Greetings from Helsinki to all our colleagues working on the arts and events in cities around the world. Last year, at this time, Helsinki Festival took over our city with the arts. For 18 days from the opening Night of the Arts and a robot choir singing together with an over 2500 strong human choir in Senate Square, to dance, to concerts at the music center and our Huvila Festival Tent by the Helsinki Seaside.
This year as we couldn't safely bring audiences together, we wanted to bring art closer to the people of Helsinki. We sought to still provide a city-wide communal experience, employing as many freelance musicians and performers as possible, but in a safe way.
This spring many of us saw a video during lockdown of an Italian tenor on a balcony singing to his neighbours watching through open windows or on balconies. Take that image and multiply it across the courtyards of Helsinki. Over a three-day long Helsinki Fest weekend we will stage over 30 block concerts across the whole city. About 15 hours of these performances will be shown on live TV, Radio and streamed at helsinkifest.fi
As a prelude to Helsinki Fest, we presented Art Gifts, short 5 minute performances – of music, dance, circus and poetry – safely delivered in front of the recipients house or under their balcony. Everybody could use a simple web app to send one to a friend or relative, free of charge. We paid the selected 20 artists a fee per day in exchange for about eight Art Gifts to be performed around a particular district. Hundreds of Art Gifts were immediately booked.
We held to several design principles:
First, we wanted scale - hundreds of gifts - so the best way to handle the bookings was with a mobile-friendly web app. In the past few years many people have become familiar ordering a car ride or take out meal. So, we thought why not, after this strange spring, offer the same for art performances.

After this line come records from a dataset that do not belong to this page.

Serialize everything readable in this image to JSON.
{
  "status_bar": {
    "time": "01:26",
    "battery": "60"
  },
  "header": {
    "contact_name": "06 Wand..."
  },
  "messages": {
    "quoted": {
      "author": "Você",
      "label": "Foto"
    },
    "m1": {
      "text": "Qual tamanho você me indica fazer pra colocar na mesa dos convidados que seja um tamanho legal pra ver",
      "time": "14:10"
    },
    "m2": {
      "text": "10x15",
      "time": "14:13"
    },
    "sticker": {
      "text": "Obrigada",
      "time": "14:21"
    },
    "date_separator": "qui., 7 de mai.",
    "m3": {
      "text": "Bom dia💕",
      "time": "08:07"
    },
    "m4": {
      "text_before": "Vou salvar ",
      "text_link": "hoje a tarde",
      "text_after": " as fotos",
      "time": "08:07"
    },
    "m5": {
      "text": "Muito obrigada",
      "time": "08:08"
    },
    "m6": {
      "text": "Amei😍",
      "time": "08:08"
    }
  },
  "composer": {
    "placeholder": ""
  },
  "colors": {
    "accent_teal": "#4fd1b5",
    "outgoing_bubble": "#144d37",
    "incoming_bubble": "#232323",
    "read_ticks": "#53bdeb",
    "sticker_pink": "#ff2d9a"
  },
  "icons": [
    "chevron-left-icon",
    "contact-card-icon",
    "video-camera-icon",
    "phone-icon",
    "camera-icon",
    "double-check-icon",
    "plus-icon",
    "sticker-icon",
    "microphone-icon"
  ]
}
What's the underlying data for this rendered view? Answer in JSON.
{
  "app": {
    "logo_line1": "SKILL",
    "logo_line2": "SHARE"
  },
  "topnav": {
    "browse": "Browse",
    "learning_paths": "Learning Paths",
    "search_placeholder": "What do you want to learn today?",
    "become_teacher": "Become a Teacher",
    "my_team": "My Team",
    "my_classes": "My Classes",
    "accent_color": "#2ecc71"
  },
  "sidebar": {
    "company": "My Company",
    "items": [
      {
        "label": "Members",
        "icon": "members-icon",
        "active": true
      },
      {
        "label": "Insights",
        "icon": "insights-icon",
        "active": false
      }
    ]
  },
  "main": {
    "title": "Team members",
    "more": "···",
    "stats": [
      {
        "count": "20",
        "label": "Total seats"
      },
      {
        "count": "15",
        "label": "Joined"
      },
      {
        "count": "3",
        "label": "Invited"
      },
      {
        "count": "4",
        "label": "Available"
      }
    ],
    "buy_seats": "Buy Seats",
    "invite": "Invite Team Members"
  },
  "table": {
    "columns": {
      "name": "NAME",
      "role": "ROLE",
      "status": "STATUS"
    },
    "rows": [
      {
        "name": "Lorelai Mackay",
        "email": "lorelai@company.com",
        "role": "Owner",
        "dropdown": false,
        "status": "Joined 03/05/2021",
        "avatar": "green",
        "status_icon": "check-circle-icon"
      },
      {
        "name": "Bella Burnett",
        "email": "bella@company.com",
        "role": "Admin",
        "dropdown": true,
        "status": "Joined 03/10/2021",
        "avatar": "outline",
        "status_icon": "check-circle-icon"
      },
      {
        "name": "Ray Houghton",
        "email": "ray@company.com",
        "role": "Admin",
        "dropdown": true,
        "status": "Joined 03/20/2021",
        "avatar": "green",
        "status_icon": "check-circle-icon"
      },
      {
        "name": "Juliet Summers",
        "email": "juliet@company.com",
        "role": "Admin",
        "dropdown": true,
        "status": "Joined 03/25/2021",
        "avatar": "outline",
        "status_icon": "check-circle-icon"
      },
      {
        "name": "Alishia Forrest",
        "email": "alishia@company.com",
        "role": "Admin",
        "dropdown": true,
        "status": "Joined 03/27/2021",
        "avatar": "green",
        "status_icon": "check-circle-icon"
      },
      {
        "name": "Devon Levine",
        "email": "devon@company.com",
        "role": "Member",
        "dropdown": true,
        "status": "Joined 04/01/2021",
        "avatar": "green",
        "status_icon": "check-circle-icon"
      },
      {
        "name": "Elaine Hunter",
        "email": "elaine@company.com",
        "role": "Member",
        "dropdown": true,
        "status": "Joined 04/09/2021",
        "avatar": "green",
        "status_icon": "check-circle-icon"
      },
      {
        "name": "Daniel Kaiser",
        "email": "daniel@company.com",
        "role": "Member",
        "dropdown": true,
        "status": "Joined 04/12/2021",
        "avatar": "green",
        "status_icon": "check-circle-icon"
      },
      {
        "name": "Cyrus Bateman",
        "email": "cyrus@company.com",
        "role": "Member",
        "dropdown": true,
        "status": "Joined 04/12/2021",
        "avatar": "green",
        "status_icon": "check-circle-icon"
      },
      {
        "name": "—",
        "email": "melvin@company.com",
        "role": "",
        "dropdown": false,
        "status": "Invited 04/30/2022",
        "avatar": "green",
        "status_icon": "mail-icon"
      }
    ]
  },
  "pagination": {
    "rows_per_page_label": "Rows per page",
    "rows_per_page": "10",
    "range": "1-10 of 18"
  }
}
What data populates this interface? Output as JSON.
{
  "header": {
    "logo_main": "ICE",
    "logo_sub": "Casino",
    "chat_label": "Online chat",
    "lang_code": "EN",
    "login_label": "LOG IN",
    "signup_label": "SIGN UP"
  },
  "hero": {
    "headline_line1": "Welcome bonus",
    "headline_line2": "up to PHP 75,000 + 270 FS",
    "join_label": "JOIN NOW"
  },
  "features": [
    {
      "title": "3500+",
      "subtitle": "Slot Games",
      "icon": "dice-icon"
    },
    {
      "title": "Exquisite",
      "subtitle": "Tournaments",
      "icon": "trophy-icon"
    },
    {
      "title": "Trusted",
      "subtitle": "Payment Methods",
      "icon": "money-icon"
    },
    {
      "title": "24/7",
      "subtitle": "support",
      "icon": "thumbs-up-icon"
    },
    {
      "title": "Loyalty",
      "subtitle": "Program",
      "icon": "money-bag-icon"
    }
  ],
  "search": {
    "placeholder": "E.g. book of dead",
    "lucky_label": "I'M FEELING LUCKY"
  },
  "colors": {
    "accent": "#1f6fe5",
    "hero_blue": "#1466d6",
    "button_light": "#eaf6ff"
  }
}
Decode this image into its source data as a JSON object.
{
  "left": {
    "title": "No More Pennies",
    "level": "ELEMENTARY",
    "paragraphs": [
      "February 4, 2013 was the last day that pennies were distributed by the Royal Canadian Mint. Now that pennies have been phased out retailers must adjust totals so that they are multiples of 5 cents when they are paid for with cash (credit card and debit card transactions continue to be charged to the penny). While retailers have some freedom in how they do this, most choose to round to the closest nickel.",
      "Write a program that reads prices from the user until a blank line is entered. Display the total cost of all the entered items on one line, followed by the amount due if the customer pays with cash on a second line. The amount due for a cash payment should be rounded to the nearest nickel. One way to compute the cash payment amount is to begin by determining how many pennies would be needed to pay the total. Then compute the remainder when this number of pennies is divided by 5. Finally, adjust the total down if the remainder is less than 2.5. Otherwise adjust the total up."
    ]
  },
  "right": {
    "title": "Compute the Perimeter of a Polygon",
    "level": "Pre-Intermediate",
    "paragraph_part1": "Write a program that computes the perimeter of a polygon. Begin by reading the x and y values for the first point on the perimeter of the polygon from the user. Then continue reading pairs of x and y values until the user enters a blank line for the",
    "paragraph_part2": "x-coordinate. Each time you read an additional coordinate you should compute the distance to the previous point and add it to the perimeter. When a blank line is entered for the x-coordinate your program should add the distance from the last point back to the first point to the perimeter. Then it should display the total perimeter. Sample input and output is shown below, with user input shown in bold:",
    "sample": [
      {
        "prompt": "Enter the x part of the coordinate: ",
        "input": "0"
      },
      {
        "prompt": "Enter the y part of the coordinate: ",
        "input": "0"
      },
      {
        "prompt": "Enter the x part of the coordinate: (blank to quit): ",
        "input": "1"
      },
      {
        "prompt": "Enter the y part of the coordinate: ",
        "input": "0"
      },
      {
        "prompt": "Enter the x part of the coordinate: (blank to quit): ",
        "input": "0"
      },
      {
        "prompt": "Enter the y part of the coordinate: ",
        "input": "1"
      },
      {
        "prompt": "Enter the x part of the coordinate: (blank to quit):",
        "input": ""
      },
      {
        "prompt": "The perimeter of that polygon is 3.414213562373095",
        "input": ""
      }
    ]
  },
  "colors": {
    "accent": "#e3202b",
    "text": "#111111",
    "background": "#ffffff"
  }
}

Second, we wanted a light, distributed production. We required that the person booking the gift be present at the performance welcoming the artist and guiding them to the location. This made the event a social experience and also meant, we didn't have to have additional on-site production support for hundreds of performances.
Third, we wanted to cover all of Helsinki - including areas disproportionately hit by the pandemic - so we divided Helsinki into eight regions and allocated gifts and artists to each of these.
Fourth, we wanted an element of lightness and surprise, so the art gift - the artist and what they will perform - remained a surprise till delivered. In other words, the person booking the gift could not choose a particular artists or art form.
Fifth, from the very beginning we felt, that if the Art Gifts were well-received - which they really were - we would share what we created with our colleagues around the world. Developing such a concept and application for just one week in one city is a real effort. By sharing the concept and code, we hope to encourage our peers everywhere to present Art Gifts with local artists, and to further develop the system.
So today we are Open Sourcing the Art Gift web application and the concept. This means that in a matter of days or weeks you could spin up Art Gifts in your own city, saving lots of time and allowing you to focus on the important things, choosing artists and communicating with audiences.
The application is easy to localise to your city and your visual identity. The web app code includes both the citizen-facing app as well as the admin interface for the production team to accept orders and allocate artists to regions and time slots. People ordering gifts and the artists delivering them are kept informed via SMS and email updates.
We hope many of you will find the application code and our learnings useful, and will experiment with art gifts a part of your activities. As your teams modify and improve the concept and the code, we trust you will share your learnings back with the community.
Additional materials and link to GitHub can be found at:
A big thanks to Counterpoint for designing and developing the app with our Helsinki Festival team and to our media partner Helsingin Sanomat for launching Art Gifts in print and online.
While we wait for better times to come, and they will come, let’s do our best to keep sharing the gift of art.